Mr. Patrick Goodfellow reports
GOODFELLOW INC. RENEWS ITS NORMAL COURSE ISSUER BID
Goodfellow Inc. has approved the notice filed by the company to renew its normal course issuer bid (NCIB) with respect to its common shares.
The notice provides that Goodfellow may, during the 12-month period commencing Nov. 20, 2025, and ending no later than Nov. 19, 2026, purchase up to 481,002 shares, representing approximately 10 per cent of the company's public float. As at Nov. 6, 2025, a total of 8,350,054 shares were issued and outstanding and the public float was 4,810,022 shares.
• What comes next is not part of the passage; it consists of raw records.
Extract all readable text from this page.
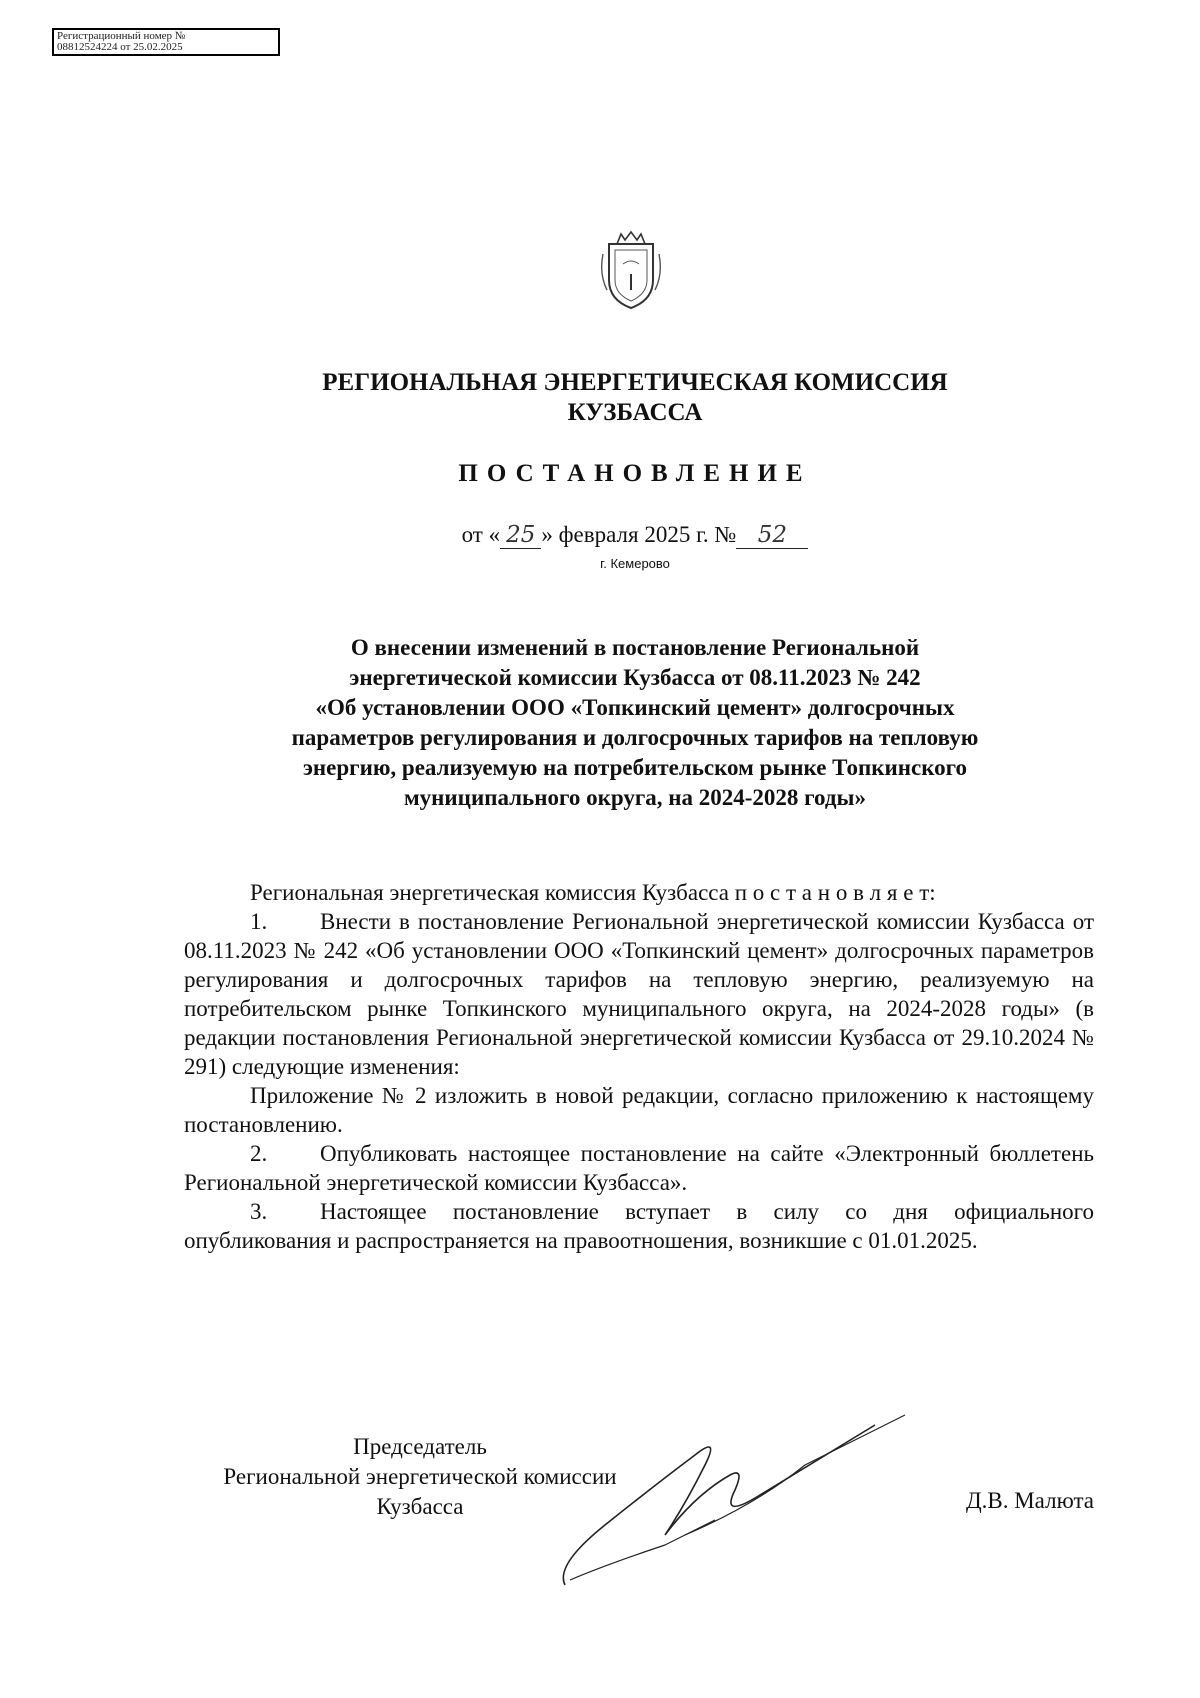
Регистрационный номер №
08812524224 от 25.02.2025
РЕГИОНАЛЬНАЯ ЭНЕРГЕТИЧЕСКАЯ КОМИССИЯ
КУЗБАССА
ПОСТАНОВЛЕНИЕ
от « 25 » февраля 2025 г. № 52
г. Кемерово
О внесении изменений в постановление Региональной
энергетической комиссии Кузбасса от 08.11.2023 № 242
«Об установлении ООО «Топкинский цемент» долгосрочных
параметров регулирования и долгосрочных тарифов на тепловую
энергию, реализуемую на потребительском рынке Топкинского
муниципального округа, на 2024-2028 годы»

Региональная энергетическая комиссия Кузбасса п о с т а н о в л я е т:

1. Внести в постановление Региональной энергетической комиссии Кузбасса от 08.11.2023 № 242 «Об установлении ООО «Топкинский цемент» долгосрочных параметров регулирования и долгосрочных тарифов на тепловую энергию, реализуемую на потребительском рынке Топкинского муниципального округа, на 2024-2028 годы» (в редакции постановления Региональной энергетической комиссии Кузбасса от 29.10.2024 № 291) следующие изменения:

Приложение № 2 изложить в новой редакции, согласно приложению к настоящему постановлению.

2. Опубликовать настоящее постановление на сайте «Электронный бюллетень Региональной энергетической комиссии Кузбасса».

3. Настоящее постановление вступает в силу со дня официального опубликования и распространяется на правоотношения, возникшие с 01.01.2025.

Председатель
Региональной энергетической комиссии
Кузбасса	Д.В. Малюта
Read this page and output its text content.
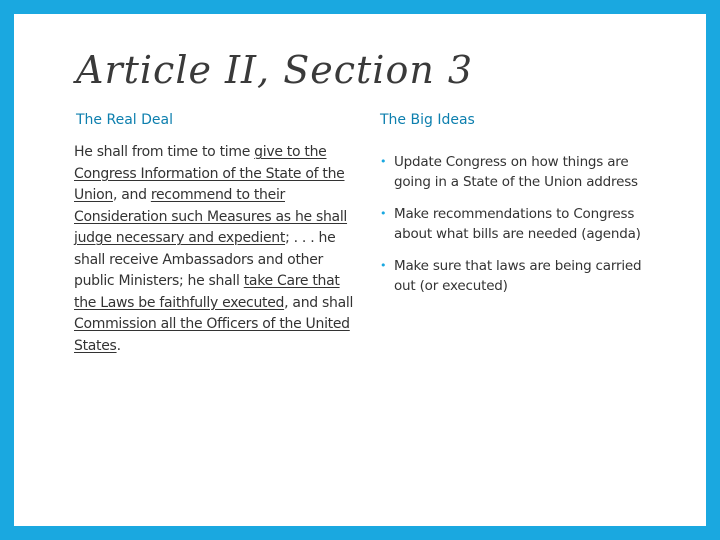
Article II, Section 3
The Real Deal

He shall from time to time give to the Congress Information of the State of the Union, and recommend to their Consideration such Measures as he shall judge necessary and expedient; . . . he shall receive Ambassadors and other public Ministers; he shall take Care that the Laws be faithfully executed, and shall Commission all the Officers of the United States.

The Big Ideas
• Update Congress on how things are going in a State of the Union address
• Make recommendations to Congress about what bills are needed (agenda)
• Make sure that laws are being carried out (or executed)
All shares purchased under the NCIB will be acquired on the open market, at times and in numbers to be determined by the company, at the prevailing market prices, plus applicable brokerage fees, through the facilities of the TSX, or other designated exchanges or Canadian alternative trading systems, and in accordance with the rules and policies of the TSX and applicable securities laws, and cancelled. The company may also seek issuer bid exemption orders from securities regulators allowing for purchases under private agreements, in which case purchases may also be made in accordance with such exemptions, at a discount to the market price.
The average daily trading volume of the Shares on the TSX for the six-month period commencing on May 1, 2025, and ending on Oct. 31, 2025, is 2,895. Accordingly, pursuant to the rules and policies of the TSX, daily purchases under the NCIB will be limited to 1,000 shares, except pursuant to certain prescribed exceptions, including a weekly block purchase of shares not owned by insiders of the company.
Goodfellow considers that the acquisition of shares for cancellation is a sound use of its funds. Decisions regarding the actual number of shares and timing of any purchases or other actions in connection with the NCIB will be made by Goodfellow based on various factors, including prevailing market conditions and the company's capital and liquidity positions.
Goodfellow has also renewed its automatic share purchase plan (ASPP) with a designated broker in connection with the NCIB. The ASPP allows for the purchase for cancellation of shares, subject to certain trading parameters, by its designated broker during times when Goodfellow would ordinarily not be active in the market due to applicable regulatory restrictions or self-imposed blackout periods. Outside these periods, shares may be repurchased by Goodfellow at its discretion under the NCIB.
There can be no assurances that Goodfellow will purchase all or any of the number of shares that are subject to the NCIB referred to in this news release. Goodfellow may also suspend or discontinue the NCIB at any time.
Under the company's current NCIB, which will expire on Nov. 19, 2025, the company had received approval from the TSX to purchase up to 493,102 shares. As at Nov. 6, 2025, Goodfellow had repurchased through the facilities of the TSX 111,100 shares under its current NCIB in the last 12 months at an average weighted price of $12.1781 per share.
About
Goodfellow Inc.
Goodfellow is a diversified manufacturer of value-added lumber products, as well as a wholesale distributor of building materials and floor coverings. With a distribution footprint from coast-to-coast in Canada and in the Northeastern United States, Goodfellow effectively serves commercial and residential sectors through lumber yard retailer networks, manufacturers, industrial and infrastructure project partners, and floor covering specialists. Goodfellow also leverages its value-added product capabilities to serve lumber markets internationally. Goodfellow is a publicly traded company and its shares are listed on the Toronto Stock Exchange under the symbol GDL.